Come al solito Galileo affrontò la questione della grandezza (estensione angolare) delle stelle in modo sperimentale ma per finalità teoriche. Se la Terra gira intorno al Sole le stelle devono mostrare un moto di parallasse annuale. Questa parallasse non si osservava, e ciò dava un forte argomento ai tolemaici. Galileo pensava che la diversa luminosità delle stelle fosse dovuta alla distanza più o meno grande. In ogni caso le stelle dovevano essere lontanissime e non incastonate nella sfera delle stelle fisse, tutte alla stessa distanza, come voleva la teoria geocentrica di Tolomeo. Di qui la difficoltà di misurarne la parallasse, troppo piccola per gli strumenti dell’epoca.
Ciò premesso, Vega doveva essere una stella abbastanza vicina in quanto è tra le stelle più luminose. Galileo provò a occultarla usando una cordicella e trovò che il suo diametro angolare era inferiore a 5”, cioè 24 volte meno di quanto supponeva Tycho Brahe. Poiché una stella brillante, e dunque vicina, risulta così piccola, la sua distanza doveva essere tale da rendere impossibile misurarne la parallasse. Ora sappiamo che tutte le stelle restano puntiformi per quanto le si ingrandisca con i più potenti telescopi. Il loro diametro apparente è sotto il millesimo di secondo d’arco.
Chiudiamo tornando alla Luna. Sappiamo dagli astronauti che il suo colore varia dal nero della lavagna al grigio del cemento. Eppure in cielo pare bianca. Perché?
Nel 1929 lo psicologo tedesco Adhémar Gelb l’ha spiegato con un esperimento. Sospese un disco nero in una stanza buia e puntò su di esso un faro nascosto all’osservatore. Poiché la luce era ben collimata sul bersaglio nero, il resto della stanza rimaneva in ombra. In queste condizioni, il disco nero appariva bianco. Se però un foglietto di carta bianca veniva posto vicino al disco dentro il fascio di luce, di colpo il disco sembrava grigio. Togliendo il pezzo di carta, il disco nero ridiventava chiaro.
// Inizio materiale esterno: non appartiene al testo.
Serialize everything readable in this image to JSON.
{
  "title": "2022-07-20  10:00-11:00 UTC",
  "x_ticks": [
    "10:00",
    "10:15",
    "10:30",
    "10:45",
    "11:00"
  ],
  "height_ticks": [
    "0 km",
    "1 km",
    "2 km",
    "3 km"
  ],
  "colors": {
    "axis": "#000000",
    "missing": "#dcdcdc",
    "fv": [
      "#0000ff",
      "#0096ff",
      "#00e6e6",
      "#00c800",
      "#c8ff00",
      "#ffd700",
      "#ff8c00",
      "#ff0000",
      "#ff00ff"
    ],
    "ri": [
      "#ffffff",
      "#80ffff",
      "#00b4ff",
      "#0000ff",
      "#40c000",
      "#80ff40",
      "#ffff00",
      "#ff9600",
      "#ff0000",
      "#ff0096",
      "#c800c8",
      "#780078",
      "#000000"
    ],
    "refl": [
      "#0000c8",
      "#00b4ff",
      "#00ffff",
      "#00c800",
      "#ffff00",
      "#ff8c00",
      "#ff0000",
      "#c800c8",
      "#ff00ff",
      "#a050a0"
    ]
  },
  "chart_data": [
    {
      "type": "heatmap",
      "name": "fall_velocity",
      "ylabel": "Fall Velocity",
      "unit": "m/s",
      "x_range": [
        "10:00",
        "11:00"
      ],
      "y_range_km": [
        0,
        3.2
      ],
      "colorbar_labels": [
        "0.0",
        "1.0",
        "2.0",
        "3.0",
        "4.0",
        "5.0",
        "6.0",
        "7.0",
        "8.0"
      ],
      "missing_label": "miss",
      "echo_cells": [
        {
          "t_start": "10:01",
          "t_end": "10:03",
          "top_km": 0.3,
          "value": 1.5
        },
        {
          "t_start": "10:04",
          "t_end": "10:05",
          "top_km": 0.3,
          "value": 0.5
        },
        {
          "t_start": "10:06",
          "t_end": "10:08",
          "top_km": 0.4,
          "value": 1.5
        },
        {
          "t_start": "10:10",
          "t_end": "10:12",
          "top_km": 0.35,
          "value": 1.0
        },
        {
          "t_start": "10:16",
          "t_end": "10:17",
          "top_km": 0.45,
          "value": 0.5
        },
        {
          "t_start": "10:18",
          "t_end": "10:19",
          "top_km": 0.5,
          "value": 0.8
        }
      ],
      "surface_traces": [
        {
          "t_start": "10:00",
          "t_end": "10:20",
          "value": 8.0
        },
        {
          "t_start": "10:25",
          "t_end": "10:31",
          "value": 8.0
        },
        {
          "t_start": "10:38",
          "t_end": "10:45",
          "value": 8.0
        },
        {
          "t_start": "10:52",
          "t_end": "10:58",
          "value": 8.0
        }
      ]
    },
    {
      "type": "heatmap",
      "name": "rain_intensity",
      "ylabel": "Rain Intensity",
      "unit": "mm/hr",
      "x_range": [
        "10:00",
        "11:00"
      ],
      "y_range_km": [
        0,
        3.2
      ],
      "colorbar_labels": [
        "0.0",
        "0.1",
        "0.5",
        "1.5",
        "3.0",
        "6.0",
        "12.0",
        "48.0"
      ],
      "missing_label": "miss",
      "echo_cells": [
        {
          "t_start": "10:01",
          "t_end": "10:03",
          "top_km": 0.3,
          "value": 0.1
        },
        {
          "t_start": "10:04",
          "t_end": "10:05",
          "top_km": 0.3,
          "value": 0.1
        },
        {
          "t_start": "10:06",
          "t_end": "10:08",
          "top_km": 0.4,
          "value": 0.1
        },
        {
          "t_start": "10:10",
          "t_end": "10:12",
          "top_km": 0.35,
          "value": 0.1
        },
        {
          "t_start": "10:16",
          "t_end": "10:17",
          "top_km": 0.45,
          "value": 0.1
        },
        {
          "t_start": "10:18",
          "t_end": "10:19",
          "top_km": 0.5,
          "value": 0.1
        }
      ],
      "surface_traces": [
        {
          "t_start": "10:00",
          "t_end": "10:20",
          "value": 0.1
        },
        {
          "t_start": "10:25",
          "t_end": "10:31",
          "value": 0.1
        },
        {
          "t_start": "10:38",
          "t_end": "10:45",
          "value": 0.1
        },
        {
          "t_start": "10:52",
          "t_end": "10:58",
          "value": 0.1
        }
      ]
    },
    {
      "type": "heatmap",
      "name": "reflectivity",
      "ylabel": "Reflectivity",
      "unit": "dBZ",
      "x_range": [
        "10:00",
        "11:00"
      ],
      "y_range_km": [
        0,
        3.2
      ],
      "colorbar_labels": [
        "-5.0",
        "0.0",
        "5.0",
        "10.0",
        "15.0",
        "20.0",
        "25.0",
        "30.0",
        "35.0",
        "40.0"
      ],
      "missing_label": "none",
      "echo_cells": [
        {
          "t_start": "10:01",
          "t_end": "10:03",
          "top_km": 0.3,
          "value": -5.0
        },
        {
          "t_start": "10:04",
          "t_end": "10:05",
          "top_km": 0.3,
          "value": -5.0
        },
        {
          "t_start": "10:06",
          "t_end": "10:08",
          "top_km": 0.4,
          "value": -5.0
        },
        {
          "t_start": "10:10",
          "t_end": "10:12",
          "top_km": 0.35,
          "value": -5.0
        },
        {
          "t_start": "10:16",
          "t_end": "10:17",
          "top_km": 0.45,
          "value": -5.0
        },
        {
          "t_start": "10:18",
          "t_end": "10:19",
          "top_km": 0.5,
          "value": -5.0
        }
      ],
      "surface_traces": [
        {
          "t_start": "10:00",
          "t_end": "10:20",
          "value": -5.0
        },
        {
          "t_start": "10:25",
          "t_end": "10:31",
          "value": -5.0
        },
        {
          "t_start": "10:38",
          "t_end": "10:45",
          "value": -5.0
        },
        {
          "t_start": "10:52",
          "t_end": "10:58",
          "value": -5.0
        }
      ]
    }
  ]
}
In sintesi: la Luna è scura come una lavagna ma la piccola parte di luce solare che riflette è un miscuglio di colori che i nostri occhi vedono bianco. Per completare il discorso occorre però ricordare un argomento che Galileo sviluppa nel “Dialogo dei massimi sistemi”: la diffusione della luce del Sole da parte della Luna avviene perché la sua superficie non è liscia come volevano gli aristotelici ma scabra. Sono le asperità lunari, orientate nelle più varie direzioni, a riflettere la luce solare. Galileo vide le montagne della Luna al telescopio, ma le avrebbe scoperte anche solo con gli occhi della mente.